Dienstag, 23. Oktober 2018

Schweiz zur Abstimmung über die Zersiedelungsinitiative

In dieser Woche beschäftigen sich die Experten der Gallus Immobilien Konzepte mit der anstehenden Zersiedlungsinitiative in der Schweiz. Der Hauseigentümerverband (HEV) wehrt sich bereits vehement mit einer Nein-Parole gegen die Zersiedlungsinitiative. „Die Initiative der jungen Grünen möchte die Zersiedlung stoppen und kritisieren, dass Bauland vergrößert wird“, erklärt die Gallus Immobilien Konzepte. Auf der Website heißt es: „In den vergangenen Jahrzehnten wurden tausende Hektaren Kulturland, naturnahe Landschaften und weitere Grünflächen überbaut. Nach wie vor geht jede Sekunde fast ein Quadratmeter Grünfläche verloren. Die Zersiedelung schreitet voran, weil das Bauland immer weiter vergrößert wird. Der Umgang mit dem Boden ist verschwenderisch.“ Sie verlangen eine nach innen gerichtete Siedlungsentwicklung und einen unverzüglichen und vollständigen Einzonungsstopp.

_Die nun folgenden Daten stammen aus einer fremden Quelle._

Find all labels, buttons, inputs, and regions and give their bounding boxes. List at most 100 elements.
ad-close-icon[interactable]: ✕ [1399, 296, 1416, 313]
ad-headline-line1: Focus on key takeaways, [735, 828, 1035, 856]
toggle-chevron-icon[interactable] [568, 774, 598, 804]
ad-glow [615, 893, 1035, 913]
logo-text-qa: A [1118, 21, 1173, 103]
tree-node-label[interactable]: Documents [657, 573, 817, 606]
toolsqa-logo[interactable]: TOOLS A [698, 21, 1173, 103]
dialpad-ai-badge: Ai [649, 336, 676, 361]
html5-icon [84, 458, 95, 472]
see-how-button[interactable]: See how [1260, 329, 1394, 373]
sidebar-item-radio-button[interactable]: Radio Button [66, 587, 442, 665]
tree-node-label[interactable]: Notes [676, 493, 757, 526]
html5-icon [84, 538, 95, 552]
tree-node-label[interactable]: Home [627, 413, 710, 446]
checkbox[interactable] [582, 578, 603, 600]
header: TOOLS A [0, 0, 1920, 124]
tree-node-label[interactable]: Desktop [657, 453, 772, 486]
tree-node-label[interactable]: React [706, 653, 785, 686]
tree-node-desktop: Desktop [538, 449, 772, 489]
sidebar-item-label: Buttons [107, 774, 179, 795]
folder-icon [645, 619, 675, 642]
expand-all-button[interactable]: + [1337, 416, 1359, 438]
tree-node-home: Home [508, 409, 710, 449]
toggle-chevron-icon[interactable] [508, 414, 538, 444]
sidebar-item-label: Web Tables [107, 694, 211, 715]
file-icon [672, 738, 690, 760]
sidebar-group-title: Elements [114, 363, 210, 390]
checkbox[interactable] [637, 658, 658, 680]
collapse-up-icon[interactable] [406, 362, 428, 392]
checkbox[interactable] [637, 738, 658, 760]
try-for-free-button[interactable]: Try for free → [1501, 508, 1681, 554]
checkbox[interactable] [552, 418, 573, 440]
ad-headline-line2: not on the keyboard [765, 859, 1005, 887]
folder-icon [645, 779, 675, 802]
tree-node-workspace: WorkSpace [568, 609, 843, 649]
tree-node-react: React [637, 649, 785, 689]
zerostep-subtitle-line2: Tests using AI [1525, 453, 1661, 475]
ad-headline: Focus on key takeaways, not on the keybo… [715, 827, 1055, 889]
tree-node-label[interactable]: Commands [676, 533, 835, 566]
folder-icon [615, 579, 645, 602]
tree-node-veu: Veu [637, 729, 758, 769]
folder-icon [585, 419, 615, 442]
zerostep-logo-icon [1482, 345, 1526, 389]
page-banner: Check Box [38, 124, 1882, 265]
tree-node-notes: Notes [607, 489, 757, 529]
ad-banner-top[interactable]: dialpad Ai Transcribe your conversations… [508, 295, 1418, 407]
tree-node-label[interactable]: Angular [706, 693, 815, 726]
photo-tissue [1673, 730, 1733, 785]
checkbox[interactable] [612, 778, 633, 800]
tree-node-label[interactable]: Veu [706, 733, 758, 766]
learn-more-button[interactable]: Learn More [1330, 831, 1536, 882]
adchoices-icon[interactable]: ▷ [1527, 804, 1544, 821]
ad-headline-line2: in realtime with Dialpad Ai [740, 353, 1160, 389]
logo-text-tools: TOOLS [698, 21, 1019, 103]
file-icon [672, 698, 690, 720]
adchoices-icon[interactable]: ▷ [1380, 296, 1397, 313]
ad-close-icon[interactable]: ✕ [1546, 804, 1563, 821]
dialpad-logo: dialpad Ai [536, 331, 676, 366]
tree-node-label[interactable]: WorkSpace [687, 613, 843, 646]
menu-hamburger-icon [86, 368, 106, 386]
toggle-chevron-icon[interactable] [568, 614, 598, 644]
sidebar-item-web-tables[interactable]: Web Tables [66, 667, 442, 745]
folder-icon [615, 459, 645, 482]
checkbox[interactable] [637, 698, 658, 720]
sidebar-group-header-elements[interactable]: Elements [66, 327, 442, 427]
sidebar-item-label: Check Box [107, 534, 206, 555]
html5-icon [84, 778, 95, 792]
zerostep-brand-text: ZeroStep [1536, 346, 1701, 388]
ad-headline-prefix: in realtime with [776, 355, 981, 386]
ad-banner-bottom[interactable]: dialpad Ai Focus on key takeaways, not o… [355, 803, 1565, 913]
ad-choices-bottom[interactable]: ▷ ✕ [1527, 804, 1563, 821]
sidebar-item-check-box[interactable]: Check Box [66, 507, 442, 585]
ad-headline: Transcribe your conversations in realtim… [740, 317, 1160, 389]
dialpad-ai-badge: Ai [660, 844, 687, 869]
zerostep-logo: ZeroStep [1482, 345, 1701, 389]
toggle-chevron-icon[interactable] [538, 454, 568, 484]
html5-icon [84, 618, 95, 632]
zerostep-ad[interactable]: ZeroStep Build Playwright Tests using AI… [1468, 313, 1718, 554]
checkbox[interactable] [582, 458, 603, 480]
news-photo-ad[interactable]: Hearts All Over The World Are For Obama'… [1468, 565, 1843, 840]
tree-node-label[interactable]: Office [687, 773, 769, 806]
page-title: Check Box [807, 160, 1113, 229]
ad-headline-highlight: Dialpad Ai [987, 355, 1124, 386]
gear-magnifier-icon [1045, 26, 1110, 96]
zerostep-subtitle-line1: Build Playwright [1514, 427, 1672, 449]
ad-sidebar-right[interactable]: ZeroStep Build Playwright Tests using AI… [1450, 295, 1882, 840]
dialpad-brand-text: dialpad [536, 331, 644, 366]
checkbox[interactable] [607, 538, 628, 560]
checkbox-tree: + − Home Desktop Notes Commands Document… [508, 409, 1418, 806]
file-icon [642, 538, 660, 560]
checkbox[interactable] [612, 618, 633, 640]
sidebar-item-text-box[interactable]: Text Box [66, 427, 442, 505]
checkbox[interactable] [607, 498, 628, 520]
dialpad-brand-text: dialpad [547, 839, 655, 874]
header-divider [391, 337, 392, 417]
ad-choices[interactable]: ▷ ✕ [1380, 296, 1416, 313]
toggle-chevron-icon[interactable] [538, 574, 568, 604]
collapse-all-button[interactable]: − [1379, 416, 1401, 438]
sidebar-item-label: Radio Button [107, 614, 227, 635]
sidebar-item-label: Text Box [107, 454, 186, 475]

Die HEV findet diese Forderungen allerdings zu radikal und bemängelt, die Initiative ignoriere die bereits erzielten Fortschritte, welche die Revision des Raumplanungsgesetzes seit 2014 mit sich brachte. „Im Falle einer Ja-Entscheidung für die Zersiedlungsinitiative sollen Bauzonen nur dann ausgeschieden werden, wenn an anderer Stelle eine gleichwertige Fläche ausgezont wird – so die Voraussetzung“, erklärt die Gallus Immobilien Konzepte weiter. „Kritiker betonen jedoch, dass das revidierte Raumplanungsgesetz (RPG) von 2014 bereits all diesen Forderungen nachgeht und das mit Erfolg. Das RPG lenkt die Siedlungsentwicklung nach innen. Des Weiteren sorgt es dafür, dass Gemeinden nur noch über Bauzonen verfügen dürfen, die den Bedarf der nächsten 15 Jahre decken“, so die Experten der Gallus. Kritiker halten einen vollständigen Einzonungsstopp hinsichtlich des weiter anhaltenden Bevölkerungswachstums für absolut unrealistisch. „Hochrechnungen gehen von 10 Millionen Menschen in der Schweiz bis 2045 aus. All diese Menschen brauchen lebenswerten Wohnraum, was die Kantone vor eine große Herausforderung stellen wird“, so die Experten der Gallus Immobilien Konzepte abschließend. Der HEV  bezieht sich auf Zahlen des Bundesamts für Raumentwicklung (ARE), welche belegen, dass die Bauzonen in der Schweiz seit 2012 konstant geblieben sind – obwohl die Bevölkerung von 7,4 auf 8 Millionen gewachsen ist.